Conta essa história que o grande patriarca hebreu Moisés, sob ordem
direta do Senhor Deus de Israel, levanta contra os midianitas para
vingar as doze tribos do pecado trazido por aqueles incrédulos. O
pecado? Adorar um deus diferente. No combate, diz o livro de DEUS,
todos os homens de Midiã foram assassinados, inclusive seus reis, a
saber, Evi, Requem, Zur, Hur e Reba, além de Balaão, cuja jumenta
havia, outrora, lhe dado um belo sermão, mas isso é outra história.
As cidades foram dizimadas.
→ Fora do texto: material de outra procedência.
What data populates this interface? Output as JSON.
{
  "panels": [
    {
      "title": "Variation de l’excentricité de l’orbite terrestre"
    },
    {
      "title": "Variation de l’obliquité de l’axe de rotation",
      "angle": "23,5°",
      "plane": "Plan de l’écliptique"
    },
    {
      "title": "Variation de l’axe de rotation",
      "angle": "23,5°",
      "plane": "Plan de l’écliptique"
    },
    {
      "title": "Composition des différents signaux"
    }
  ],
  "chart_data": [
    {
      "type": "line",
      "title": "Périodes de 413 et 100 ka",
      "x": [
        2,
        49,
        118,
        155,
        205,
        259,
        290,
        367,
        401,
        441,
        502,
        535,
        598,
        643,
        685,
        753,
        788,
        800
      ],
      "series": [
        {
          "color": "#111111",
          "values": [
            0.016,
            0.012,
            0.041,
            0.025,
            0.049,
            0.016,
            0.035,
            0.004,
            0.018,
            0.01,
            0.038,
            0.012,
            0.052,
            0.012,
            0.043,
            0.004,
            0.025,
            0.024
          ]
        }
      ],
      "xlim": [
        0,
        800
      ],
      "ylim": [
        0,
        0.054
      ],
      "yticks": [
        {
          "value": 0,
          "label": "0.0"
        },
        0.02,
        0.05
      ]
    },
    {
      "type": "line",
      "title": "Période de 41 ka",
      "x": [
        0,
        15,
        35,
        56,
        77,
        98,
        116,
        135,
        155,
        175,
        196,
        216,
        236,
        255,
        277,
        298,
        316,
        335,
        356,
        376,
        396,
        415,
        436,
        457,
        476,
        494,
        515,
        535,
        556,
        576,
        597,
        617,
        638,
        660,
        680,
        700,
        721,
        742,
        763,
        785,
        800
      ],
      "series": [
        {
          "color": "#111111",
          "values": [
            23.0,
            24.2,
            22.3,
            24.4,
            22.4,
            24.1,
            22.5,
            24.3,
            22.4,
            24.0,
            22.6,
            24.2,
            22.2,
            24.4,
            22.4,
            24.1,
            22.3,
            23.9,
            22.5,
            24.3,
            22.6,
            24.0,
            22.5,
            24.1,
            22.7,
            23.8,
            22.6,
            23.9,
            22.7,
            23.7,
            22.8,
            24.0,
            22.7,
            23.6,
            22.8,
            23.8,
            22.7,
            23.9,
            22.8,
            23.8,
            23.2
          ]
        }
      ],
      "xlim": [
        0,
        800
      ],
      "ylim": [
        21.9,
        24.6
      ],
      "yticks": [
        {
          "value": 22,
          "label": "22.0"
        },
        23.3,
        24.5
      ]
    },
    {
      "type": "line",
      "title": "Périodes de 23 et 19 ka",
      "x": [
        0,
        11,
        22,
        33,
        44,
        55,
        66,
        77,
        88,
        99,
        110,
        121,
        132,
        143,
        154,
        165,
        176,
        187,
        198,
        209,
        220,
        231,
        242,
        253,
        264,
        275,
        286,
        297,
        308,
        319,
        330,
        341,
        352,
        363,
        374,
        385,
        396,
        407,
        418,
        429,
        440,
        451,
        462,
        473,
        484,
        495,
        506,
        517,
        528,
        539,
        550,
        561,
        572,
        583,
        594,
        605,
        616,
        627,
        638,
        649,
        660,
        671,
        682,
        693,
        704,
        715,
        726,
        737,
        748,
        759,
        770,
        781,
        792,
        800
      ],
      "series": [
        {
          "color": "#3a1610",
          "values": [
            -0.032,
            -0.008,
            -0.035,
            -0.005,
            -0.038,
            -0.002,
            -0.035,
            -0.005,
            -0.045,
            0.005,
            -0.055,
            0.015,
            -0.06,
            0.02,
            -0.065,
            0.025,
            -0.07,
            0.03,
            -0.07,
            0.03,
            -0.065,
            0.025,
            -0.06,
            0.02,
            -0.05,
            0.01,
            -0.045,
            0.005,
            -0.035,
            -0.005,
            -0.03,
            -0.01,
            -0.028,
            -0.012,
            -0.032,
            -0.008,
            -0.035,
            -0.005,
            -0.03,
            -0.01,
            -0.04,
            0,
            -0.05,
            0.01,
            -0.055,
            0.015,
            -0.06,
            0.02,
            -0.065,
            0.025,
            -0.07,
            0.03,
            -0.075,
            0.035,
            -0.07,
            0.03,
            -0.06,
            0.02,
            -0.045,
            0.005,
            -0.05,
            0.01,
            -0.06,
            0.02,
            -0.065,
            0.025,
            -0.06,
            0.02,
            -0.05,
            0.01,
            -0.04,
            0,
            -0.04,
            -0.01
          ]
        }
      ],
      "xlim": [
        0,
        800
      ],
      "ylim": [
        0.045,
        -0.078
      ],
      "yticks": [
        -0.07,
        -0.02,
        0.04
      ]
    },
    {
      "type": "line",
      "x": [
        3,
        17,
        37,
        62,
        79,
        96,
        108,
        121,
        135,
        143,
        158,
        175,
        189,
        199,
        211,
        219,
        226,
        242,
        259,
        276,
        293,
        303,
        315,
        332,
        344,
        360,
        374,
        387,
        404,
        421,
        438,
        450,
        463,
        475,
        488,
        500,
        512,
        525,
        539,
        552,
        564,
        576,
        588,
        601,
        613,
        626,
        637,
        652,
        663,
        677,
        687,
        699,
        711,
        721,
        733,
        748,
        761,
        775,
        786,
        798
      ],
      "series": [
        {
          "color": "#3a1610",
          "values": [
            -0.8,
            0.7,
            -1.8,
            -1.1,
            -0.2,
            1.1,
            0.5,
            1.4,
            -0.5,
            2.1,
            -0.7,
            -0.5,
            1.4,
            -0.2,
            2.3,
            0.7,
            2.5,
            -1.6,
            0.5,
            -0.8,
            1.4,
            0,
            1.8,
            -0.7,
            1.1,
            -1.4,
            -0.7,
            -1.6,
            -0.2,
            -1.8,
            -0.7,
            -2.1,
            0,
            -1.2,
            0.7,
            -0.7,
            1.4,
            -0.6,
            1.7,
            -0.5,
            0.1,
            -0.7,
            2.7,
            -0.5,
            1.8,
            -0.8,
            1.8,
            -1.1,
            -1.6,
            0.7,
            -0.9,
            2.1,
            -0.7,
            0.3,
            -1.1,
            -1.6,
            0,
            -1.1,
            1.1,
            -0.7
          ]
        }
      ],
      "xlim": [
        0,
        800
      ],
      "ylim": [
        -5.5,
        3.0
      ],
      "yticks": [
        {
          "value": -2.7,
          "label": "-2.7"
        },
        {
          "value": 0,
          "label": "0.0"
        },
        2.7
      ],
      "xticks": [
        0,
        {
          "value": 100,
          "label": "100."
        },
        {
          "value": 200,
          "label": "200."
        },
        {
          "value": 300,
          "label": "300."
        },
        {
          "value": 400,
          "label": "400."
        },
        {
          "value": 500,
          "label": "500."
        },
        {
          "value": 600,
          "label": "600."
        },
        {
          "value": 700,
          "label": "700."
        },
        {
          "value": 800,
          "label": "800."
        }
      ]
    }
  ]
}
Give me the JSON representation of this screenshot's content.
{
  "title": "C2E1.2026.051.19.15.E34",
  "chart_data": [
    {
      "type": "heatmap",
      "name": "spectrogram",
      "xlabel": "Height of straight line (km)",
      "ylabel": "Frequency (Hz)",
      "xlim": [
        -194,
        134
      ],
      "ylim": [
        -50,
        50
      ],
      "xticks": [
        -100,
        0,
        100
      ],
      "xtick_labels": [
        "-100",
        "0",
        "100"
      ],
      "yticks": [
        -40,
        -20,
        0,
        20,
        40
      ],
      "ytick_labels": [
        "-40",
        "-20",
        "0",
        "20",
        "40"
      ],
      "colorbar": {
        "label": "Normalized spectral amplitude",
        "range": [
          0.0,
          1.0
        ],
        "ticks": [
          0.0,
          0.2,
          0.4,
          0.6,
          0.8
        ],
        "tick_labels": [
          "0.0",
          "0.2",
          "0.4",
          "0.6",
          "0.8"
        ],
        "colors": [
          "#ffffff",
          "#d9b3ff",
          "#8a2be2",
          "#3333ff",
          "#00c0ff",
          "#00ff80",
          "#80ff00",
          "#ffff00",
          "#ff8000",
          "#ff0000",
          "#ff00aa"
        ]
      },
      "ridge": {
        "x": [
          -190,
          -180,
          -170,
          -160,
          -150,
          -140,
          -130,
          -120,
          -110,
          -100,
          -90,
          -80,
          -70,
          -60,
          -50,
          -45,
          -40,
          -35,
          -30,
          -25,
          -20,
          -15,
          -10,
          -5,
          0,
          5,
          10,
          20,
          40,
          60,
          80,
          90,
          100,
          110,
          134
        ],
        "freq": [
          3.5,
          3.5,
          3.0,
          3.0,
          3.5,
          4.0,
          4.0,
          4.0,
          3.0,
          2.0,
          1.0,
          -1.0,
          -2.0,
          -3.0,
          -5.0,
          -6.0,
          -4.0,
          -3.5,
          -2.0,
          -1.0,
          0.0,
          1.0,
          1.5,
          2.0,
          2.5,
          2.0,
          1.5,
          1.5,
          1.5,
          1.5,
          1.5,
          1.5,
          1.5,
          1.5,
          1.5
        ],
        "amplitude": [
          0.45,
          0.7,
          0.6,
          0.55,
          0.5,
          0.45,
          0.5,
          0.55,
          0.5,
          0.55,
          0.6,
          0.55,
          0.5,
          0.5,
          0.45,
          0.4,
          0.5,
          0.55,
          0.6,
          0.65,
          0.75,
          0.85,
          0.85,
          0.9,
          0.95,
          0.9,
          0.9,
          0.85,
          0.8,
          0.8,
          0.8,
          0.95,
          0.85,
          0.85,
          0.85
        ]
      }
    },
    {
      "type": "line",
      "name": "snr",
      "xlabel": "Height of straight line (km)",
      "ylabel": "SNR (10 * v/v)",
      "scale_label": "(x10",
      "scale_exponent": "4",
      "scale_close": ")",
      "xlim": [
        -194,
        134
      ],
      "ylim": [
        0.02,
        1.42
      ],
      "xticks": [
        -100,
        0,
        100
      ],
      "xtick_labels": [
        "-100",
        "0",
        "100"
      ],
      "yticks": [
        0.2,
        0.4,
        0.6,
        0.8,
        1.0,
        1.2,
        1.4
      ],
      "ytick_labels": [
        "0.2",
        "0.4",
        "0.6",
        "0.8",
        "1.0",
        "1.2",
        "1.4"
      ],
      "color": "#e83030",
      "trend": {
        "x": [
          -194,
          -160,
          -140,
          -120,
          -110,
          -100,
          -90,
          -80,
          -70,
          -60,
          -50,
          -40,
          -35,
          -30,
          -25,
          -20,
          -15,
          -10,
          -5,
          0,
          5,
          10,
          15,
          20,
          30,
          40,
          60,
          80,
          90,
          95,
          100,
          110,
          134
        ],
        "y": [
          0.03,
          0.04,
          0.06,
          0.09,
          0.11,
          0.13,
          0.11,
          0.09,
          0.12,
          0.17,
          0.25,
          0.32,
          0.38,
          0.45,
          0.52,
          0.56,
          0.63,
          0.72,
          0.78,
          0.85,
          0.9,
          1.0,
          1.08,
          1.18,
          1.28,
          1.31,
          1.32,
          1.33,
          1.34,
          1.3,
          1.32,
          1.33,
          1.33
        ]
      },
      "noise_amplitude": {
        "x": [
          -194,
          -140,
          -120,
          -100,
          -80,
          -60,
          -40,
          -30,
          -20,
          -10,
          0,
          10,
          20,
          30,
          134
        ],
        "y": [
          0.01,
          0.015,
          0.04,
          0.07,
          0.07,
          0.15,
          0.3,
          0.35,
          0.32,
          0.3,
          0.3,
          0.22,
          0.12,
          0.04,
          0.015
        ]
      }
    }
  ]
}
O que parecia ter sido, no entanto, mais
uma campanha vitoriosa dos hebreus em nada agradou o grande líder
Moisés, que ficou decepcionado e irou-se profundamente quando, ao
receber seus oficiais, percebeu que estes haviam poupado mulheres e
crianças:
“Deixastes viver
todas as mulheres? Eis que estas, por conselho de Balaão, fizeram
prevaricar os filhos de Israel contra o SENHOR, no caso de Peor,
pelo que houve a praga entre a congregação do SENHOR.
Agora,
pois, matai, dentre as crianças, todas as do sexo masculino; e matai
toda mulher que coabitou com algum homem, deitando-se com ele.
Porém
todas as meninas, e as jovens que não coabitaram com algum homem,
deitando-se com ele, deixai-as viver para vós outros
”. Números 31.
O que as pessoas das
igrejas não percebem quando nos pedem –nós, livre pensadores –
pra ler a Bíblia para encontrar salvação (ninguém sabe exatamente
de quê!) é que é exatamente por ler o livro santo que pensamos
como pensamos. Em outras palavras, nós pensamos que qualquer
movimento que reconheça, endosse, aprove ou mesmo justifique
barbáries não pode ser legítimo. Como poderia ser justificado o
extermínio de seres indefesos? Como justificar a escravidão?
Desafia a própria
razão a tentativa de se argumentar a favor de episódios sórdidos
como esse.
É óbvio que com a
evolução do pensamento e o consequente rompimento – ainda que
tímido - com valores religiosos, poucas pessoas hoje em dia
concordariam com líderes genocidas. Pessoas normais repudiam esse
tipo de acontecimento. Mas daí a essas mesmas pessoas repensarem
movimentos que utilizam e veneram escritos e personagens primitivos,
psicopatas e genocidas ainda vai levar um bastante tempo.